Rheurdt Beim Rheurdter Trödelmarkt geht’s familiär zu

RHEURDT · Früh aufstehen für das Schnäppchen, so das Motto der Besucher beim 37. Kinderkleidung- und Spielzeugtrödelmarkt. Knapp 40 Aussteller zeigten in der Martinus-Grundschule an ihren Ständen, welche Schätze sie aus Kinderzimmer und Kleiderschrank gehoben hatten.

 Jens und Natalie Lehoff (links) an ihrem Stand. Ihre Töchter Lucie und Emma und deren Großvater Jürgen Lehoff schauen vorbei.

Jens und Natalie Lehoff (links) an ihrem Stand. Ihre Töchter Lucie und Emma und deren Großvater Jürgen Lehoff schauen vorbei.

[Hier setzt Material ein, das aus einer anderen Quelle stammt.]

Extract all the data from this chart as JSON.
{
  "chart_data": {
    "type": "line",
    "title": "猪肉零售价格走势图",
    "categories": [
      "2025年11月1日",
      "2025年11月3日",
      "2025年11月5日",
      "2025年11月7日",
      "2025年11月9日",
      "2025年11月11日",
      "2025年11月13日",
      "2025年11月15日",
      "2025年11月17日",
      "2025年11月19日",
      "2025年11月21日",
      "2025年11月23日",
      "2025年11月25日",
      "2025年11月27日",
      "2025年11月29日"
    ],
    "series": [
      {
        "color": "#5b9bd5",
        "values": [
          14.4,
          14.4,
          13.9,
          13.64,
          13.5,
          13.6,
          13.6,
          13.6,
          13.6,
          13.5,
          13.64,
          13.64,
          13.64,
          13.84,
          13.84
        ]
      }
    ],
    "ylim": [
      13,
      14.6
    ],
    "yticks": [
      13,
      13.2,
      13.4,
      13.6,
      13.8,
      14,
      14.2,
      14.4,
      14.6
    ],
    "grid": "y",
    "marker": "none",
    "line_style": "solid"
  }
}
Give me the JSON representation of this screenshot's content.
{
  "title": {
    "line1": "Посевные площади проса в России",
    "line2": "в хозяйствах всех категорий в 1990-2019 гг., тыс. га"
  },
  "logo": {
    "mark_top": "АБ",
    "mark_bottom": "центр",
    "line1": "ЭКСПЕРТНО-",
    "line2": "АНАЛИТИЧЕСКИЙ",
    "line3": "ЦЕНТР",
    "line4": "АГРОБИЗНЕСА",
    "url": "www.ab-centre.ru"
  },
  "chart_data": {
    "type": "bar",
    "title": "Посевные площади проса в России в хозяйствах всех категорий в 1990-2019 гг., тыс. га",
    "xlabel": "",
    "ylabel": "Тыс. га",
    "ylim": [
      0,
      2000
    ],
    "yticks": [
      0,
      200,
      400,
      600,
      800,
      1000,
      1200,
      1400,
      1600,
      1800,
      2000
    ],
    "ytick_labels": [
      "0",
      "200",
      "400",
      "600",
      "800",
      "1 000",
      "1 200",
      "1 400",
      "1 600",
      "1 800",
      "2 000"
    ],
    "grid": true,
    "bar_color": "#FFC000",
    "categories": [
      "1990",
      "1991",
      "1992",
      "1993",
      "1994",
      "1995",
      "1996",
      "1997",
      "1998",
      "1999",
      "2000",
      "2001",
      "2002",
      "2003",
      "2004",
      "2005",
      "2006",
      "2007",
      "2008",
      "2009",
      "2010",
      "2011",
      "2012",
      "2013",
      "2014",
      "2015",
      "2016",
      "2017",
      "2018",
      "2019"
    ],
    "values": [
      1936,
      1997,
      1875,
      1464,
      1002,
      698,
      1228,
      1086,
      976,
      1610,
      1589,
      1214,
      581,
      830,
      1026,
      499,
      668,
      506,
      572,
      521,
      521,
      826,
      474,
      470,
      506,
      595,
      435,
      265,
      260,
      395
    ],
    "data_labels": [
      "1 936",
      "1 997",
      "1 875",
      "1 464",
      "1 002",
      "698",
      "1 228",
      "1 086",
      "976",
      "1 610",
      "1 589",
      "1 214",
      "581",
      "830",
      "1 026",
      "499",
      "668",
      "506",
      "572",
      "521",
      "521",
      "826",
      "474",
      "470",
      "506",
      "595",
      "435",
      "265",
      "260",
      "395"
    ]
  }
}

Foto: Arnulf Stoffel/Arnulf Stoffel (ast)

Fein säuberlich nach Größen sortiert, präsentierten Aussteller ihre Ware, einer sogar bei kühlen Temperaturen draußen. Erstmals dabei waren Gabriele Brinkmann und Stefanie Stoppa. Ab Kinderkleidergröße 68 bis 92 boten sie an. Die Fleecejacke mit lustigen Punkten wechselte für drei Euro den Besitzer, die Zweitbestimmung somit perfekt. „Für uns ist es ein tolles Gefühl, wenn Kinderkleidung weiter getragen wird und nicht in die Altkleidersammlung kommt. Der Trödelmarkt ist guter Beitrag zur Ressourcenschonung“, so der Standpunkt der Anbieterinnen.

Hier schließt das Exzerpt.